Соотношение «верхнего» и «нижнего» сюжетов (которые соотносятся как данное и искомое3) на автоописательным уровне представлено как соотношение материала двух книг (известного романа Павла Пончика-Непобеды «Красные зеленя» и неизвестной книги, найденной в подвале) в составе новой книги, которую пишет Генрих Маркизов. Маркизов продолжает книгу, найденную в подвале, тем самым восстанавливая её, и одновременно покрывает собственные письмена материалом, заимствованным у Пончика-Змея. Пончиковское «Эх, Ваня, Ваня! — зазвенело на меже!» (3: 337) превращается под пером Захара-Генриха в «Ева! Ева! — зазвенело на меже...» (3: 372). В гротескном сюжете «Адама и Евы» противостоят друг другу старые и новые книги как знаки определённых идеологий, что мотивирует присутствие в тексте комплекса раскольничьих мотивов.

Как и Маркизов, автор «Адама и Евы» использует надоевшую всем схему, принятую к исполнению советской литературой (схему пьес-катастроф и пьес о классовой борьбе) и разрушает её изнутри, создавая — в противовес явному сюжету — «подпирающий» его «нижний» сюжет-фундамент, являющий собой продолжение вечного сюжета старой книги, рассказывающей историю Адама и Евы. На фоне этого — вечного — сюжета позднейшие поверхностные напластования выглядят печальным недоразумением, от которого надо избавиться. Приказ Пончика «вычеркнуть это сейчас же» звучит двусмысленно: мотивировка Пончика («Учись, но не воруй!» (3: 372)) сталкивается с иной, скрытой мотивировкой: написанное Пончиком — иного, худшего сорта в сравнении написанным Маркизовым. Являющаяся продолжением вечного сюжета, булгаковская история рядится в форму низкосортной, продукции дутых литературных корифеев (пончиков), превращая эту продукцию в то, что требует немедленного вычёркивания. Если этот верхний, формальный (форменный) план принять за единственный, пьеса будет выглядеть печальным недоразумением. В ней нельзя не заметить навязчивых речевых повторов, смысловых тавтологий, оговорок, избыточных восклицательных знаков, неувязок в диалогах, переспрашиваний, топорно сработанных, ходульных лозунгов. Но названные особенности свидетельствуют не о недостатке авторского мастерства, а о виртуозном владении чужеродным материалом, который становится для автора объектом пародии. Указанные особенности речеведения создают необходимый для пародии сдвиг, дистанцию, разводящую пародирующее и пародируемое сознания и обнаруживающую их взаимное отчуждение4. Традиционный для современников Булгакова сюжет трансформируется в «Адаме и Еве» таким образом, что он превращается в «колосса на глиняных ногах». Присваивая чужую форму, Булгаков уничтожает её. Об авторе «Адама и Евы» можно сказать, что он удачно замаскировался под союзника и, как профессиональный подпольщик, борется с противником на оккупированной им территории.

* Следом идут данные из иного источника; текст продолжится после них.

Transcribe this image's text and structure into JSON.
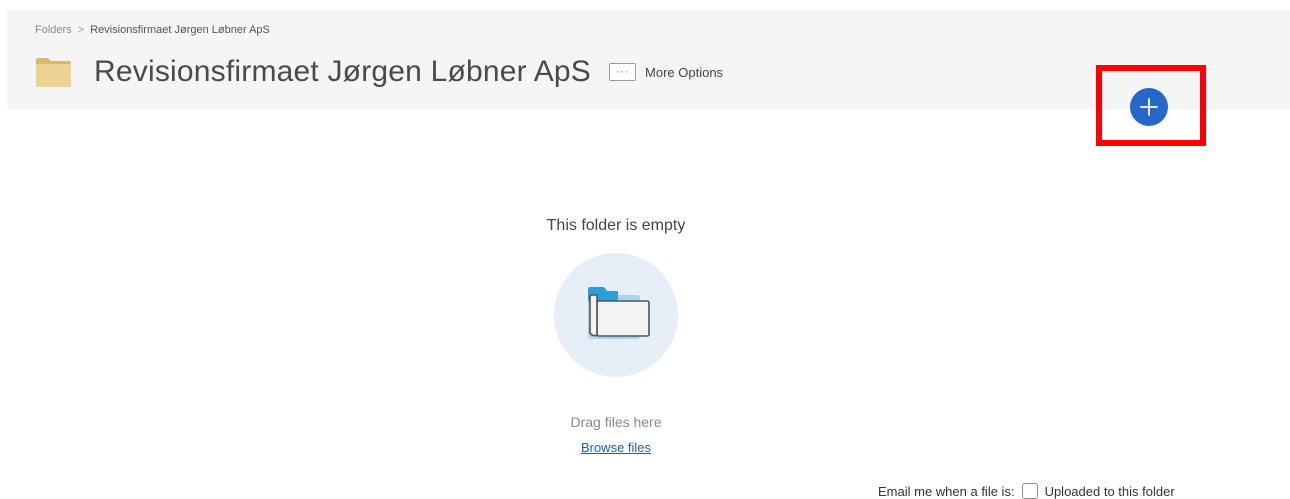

«Адам и Ева» — своего рода ревизия литературного хозяйства неким ревизором-инкогнито, в роли которого пребывает автор (провокатор, иронически испытывающий культуру истеблишмента5). На автоописательном уровне идею ревизора как отца/учителя/судии6 воплощают Ефросимов, которому атрибутируются особое оптическое устройство, и генеральный секретарь, захватывающий аппарат и его изобретателя, являющийся внесценическим персонажем. Сюжет пьесы «протекает» как бы между двумя «пришествиями»: пришествием Ефросимова в дом Адама и Евы и пришествием новой всемирной власти генерального секретаря. Гоголевский сюжет в булгаковской пьесе инвертирован: первым в «Адаме и Еве» является настоящий ревизор (спаситель человечества), вторым — его антагонист (генеральный секретарь). На мистериальный характер конфликта указывает декорация второго действия (см. вводную ремарку, включающую в сценическое пространство рай и ад), а также подтекстное присутствие в сюжете комплекса мотивов, имеющих отношение к символистскому контексту.

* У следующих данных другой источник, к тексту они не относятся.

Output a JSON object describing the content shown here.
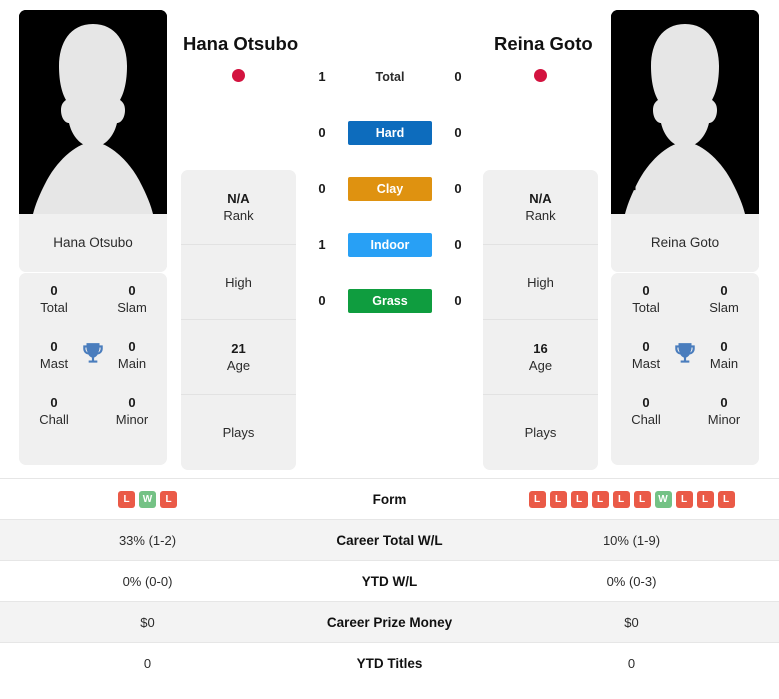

Персонажи «Адама и Евы» — ряженые, являющие собой и своей игрой сборный комплекс литературных ассоциаций, «проявить», извлечь которые должен читатель. Идея, лежащая в основе сюжета пьесы, сопоставима с идеей литературной кадрили, реализованной в «Бесах». Действующие лица пьесы — знаки определённых литературных фигур (авторов книг и их творений), которые расставляет на доске-сцене автор-шахматист7, а само действие — игра в рамках литературной системы элементов, реагирующих друг с другом причудливым образом (химический подтекст актуализирован профессиональной принадлежностью Ефросимова). Игра ведётся автором не ради игры. Сюжет «Адама и Евы» — игровое поле столкновения противоборствующих идей, укоренённых в неигровой реальности и забирающих жизни тех, кто им служит. Булгаков создал не антивоенную или оборонную пьесу, а пьесу самооборонную, где посредством литературных фигур ведётся интеллектуальная война загнанного в подполье хранителя культуры против властвующих новых нигилистов, требующих подчинения и принудительного служения. В пьесе в скрытой форме ведётся «перестрелка» названиями литературных произведений. С одной стороны, здесь звучат такие названия, как «Жакт 88» (из репертуара рабочих клубов), «Дымная межа» и «Двор» А. Караваевой, «Волчья тропа» А. Афиногенова, «Золото и мозг» А. Глебова8, с другой стороны, — «Идиот», «Заколдованное место», «Мёртвые души», «Бедная Лиза» и т. д. Звучат в «Адаме и Еве» и фамилии булгаковских современников (И. Василевского-Небуквы/Пончика-Непобеды, И. Ероссмана-Рощина/Марьина-Рощина, И. Кубикова/Кубика, Ю. Слёзкина, которого Булгаков называл Маркизом/Маркизова9). Это не значит, что персонажи пьесы напрямую соотнесены с конкретными прототипами. Каждый персонаж пьесы являет собой полигенетический образ-коллаж, вызывающий множественные (хотя и определённым образом упорядоченные) литературные ассоциации. Названия литературных произведений в речи героев превращаются в реплики, не связанные с литературой; они как бы «растворяются» в потоке обыденной речи, попадают в контекст, «нейтрализующий» кавычки, где их надо опознать и привести в соотнесённость с литературной системой элементов.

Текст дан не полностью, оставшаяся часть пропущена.